А мужчины восклицали ритмическим хором, чтобы их возгласы дошли до слуха умирающего: «Слушай, Израиль!» Иосиф смотрел на Запиту настойчиво, почти умоляюще. Запита должен был признать свою неправоту, умереть примиренным. Но его налитые кровью глаза закатились, отвалилась челюсть: Иосиф дал свое обещание мертвецу.
С этого дня Иосиф почти совсем лишил себя сна. Он появлялся на стенах повсюду. Лицо его горело, веки болели, небо распухло, уши оглохли от шума осадных машин, голос стал хриплым и грубым. Но он не щадил себя, не берег себя. Так продержался он три дня, пока не наступила полночь сорок девятого дня. Тут он впал в каменный сон.
На рассвете первого июля, на пятидесятый день осады, римляне взяли крепость Иотапату.
Не прошло и двух часов с тех пор, как Иосиф лег, а его уже разбудили и крикнули:
— Они здесь!
Он с трудом пришел в себя, начал торопливо собирать все, что попадалось под руку, — мясо, хлеб, затканный цветами иерейский пояс, приказ о назначении его комиссаром, игральные кости, подаренные ему некогда в Риме актером Деметрием Либанием. Спотыкаясь, вышел он на улицу в утренние сумерки. Некоторые из окружавших его потащили Иосифа с собой, вниз, в подземный ход, ведший к заброшенной цистерне, которая, расширяясь, образовала довольно просторную пещеру.
Их собралось в пещере свыше десяти человек, среди них тяжелораненый; продовольствие у них было, но всего одно маленькое ведерко воды. Весь день в них жила надежда на спасение, а ночью выяснилось; что о бегстве не может быть и речи. Подземный ход разветвлялся, извивался и приводил в конце концов все в ту же пещеру; был у него один только выход — в город, где сторожили римляне.
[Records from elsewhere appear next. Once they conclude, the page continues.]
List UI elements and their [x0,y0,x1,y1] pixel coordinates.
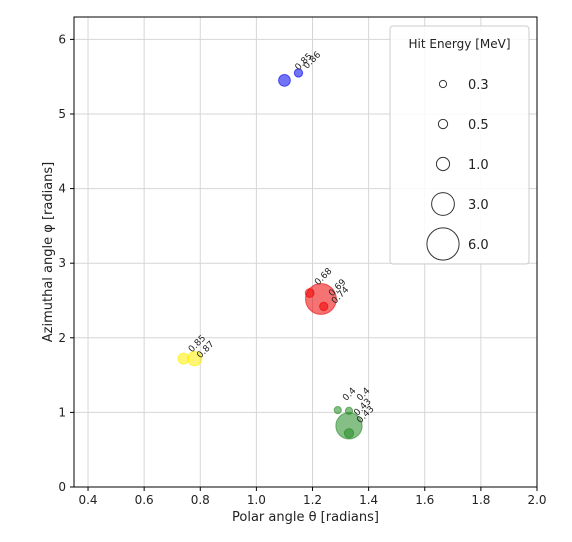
x-tick-label: 1.8 [471,493,490,507]
data-point [186,350,203,367]
x-tick-label: 1.0 [247,493,266,507]
legend-box [389,25,530,265]
y-tick-label: 0 [58,480,66,494]
y-tick-label: 5 [58,107,66,121]
legend-title: Hit Energy [MeV] [408,37,510,51]
plot-area [73,16,538,488]
y-tick-label: 4 [58,182,66,196]
legend-marker [431,192,455,216]
x-axis: 0.4 0.6 0.8 1.0 1.2 1.4 1.6 1.8 2.0 [78,487,547,507]
data-point [319,301,329,312]
legend-marker [437,118,449,130]
y-tick-label: 2 [58,331,66,345]
y-tick-label: 1 [58,405,66,419]
x-tick-label: 0.6 [135,493,154,507]
y-axis-label: Azimuthal angle φ [radians] [41,162,56,342]
legend-entry-label: 0.3 [468,78,489,93]
data-point [293,68,304,78]
legend-entry-label: 1.0 [468,158,489,173]
data-point [335,412,363,440]
x-tick-label: 1.2 [303,493,322,507]
data-point [333,406,342,415]
x-axis-label: Polar angle θ [radians] [232,510,379,525]
y-axis: 0 1 2 3 4 5 6 [58,32,74,494]
x-tick-label: 0.8 [191,493,210,507]
y-tick-label: 3 [58,256,66,270]
data-point [278,74,291,87]
legend-marker [438,79,448,89]
data-point [305,283,337,315]
legend-entry-label: 6.0 [468,238,489,253]
x-tick-label: 0.4 [78,493,97,507]
x-tick-label: 1.4 [359,493,378,507]
x-tick-label: 2.0 [527,493,546,507]
legend-entry-label: 3.0 [468,198,489,213]
legend-marker [426,227,460,261]
data-labels: 0.850.860.680.690.740.850.870.40.40.430.… [187,50,377,426]
data-point [343,428,355,439]
y-tick-label: 6 [58,32,66,46]
data-points [177,68,363,440]
legend-entry-label: 0.5 [468,118,489,133]
legend: Hit Energy [MeV] 0.3 0.5 1.0 3.0 6.0 [389,25,530,265]
legend-marker [435,156,451,172]
x-tick-label: 1.6 [415,493,434,507]
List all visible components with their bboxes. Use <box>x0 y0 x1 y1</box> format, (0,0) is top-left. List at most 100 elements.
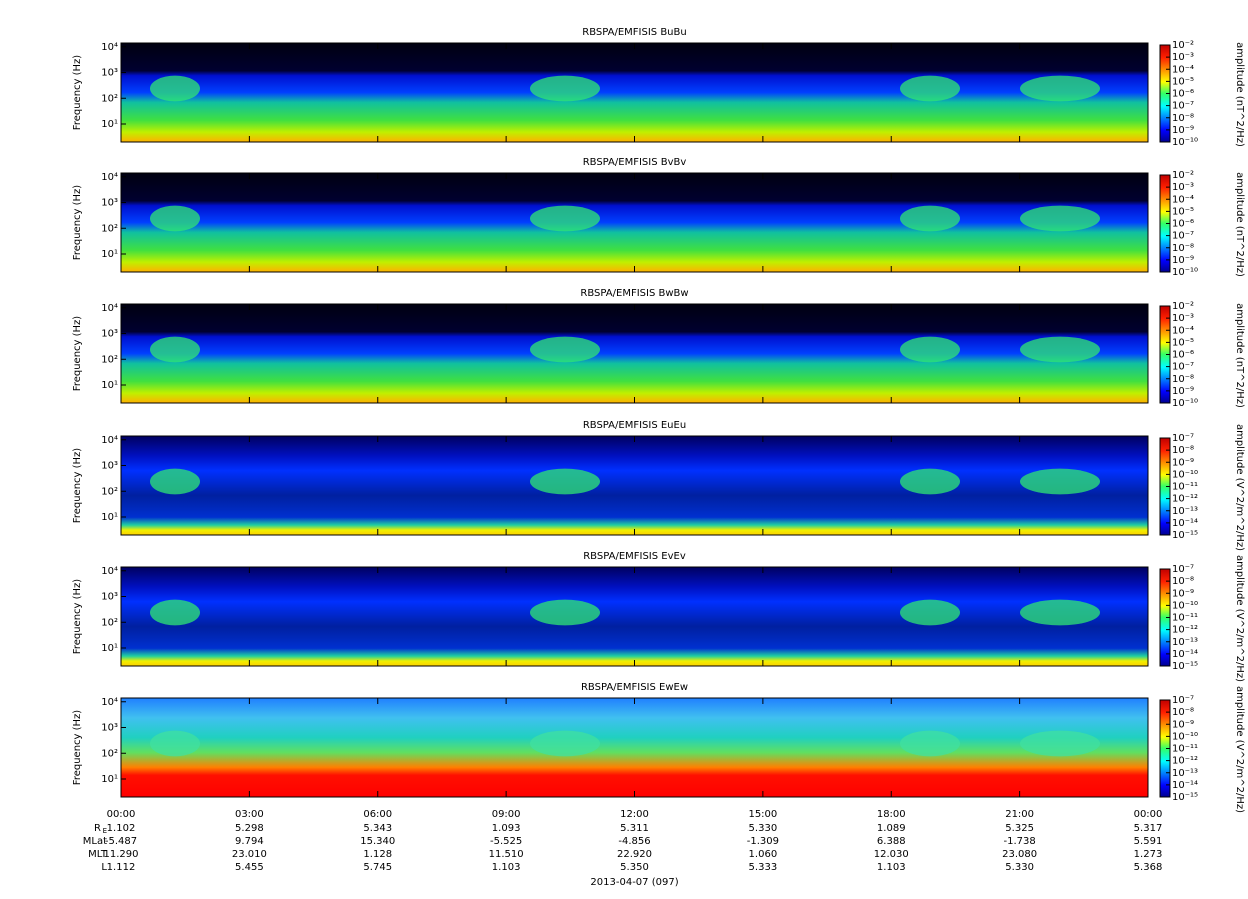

На второй день умер раненый. На третий день вышла вся вода. На четвертый люди, истощенные долгой осадой, заболели и посходили с ума от жажды. Когда настал пятый день, Иосиф бен Маттафий лежал в углу пещеры; он положил под голову иерейский пояс, натянул одежду на лицо и ждал, когда придут римляне и убьют его. Все внутри у него горело; он старался глотнуть, хотя знал, как это мучительно и невозможно; его пульс трепетал, по всему телу бегали мурашки. Закрытые веки точно натирали ему воспаленные глаза, в темноте плясали точки и круги, внезапно увеличивались, съеживались, искрились, сливались. Ускорить смерть, покончить с собой казалось сладостным и манящим; но оставалась одна надежда: может быть, удастся сначала выпить воды. Может быть, если придут римляне, они дадут ему сначала напиться, а уже потом повесят на крест. В Иерусалиме есть союз дам-благотворительниц, которые дают идущим на распятие напиток, состоящий из вина и мирры. Это была бы хорошая смерть. Он откидывает с головы одежду и улыбается пересохшими губами.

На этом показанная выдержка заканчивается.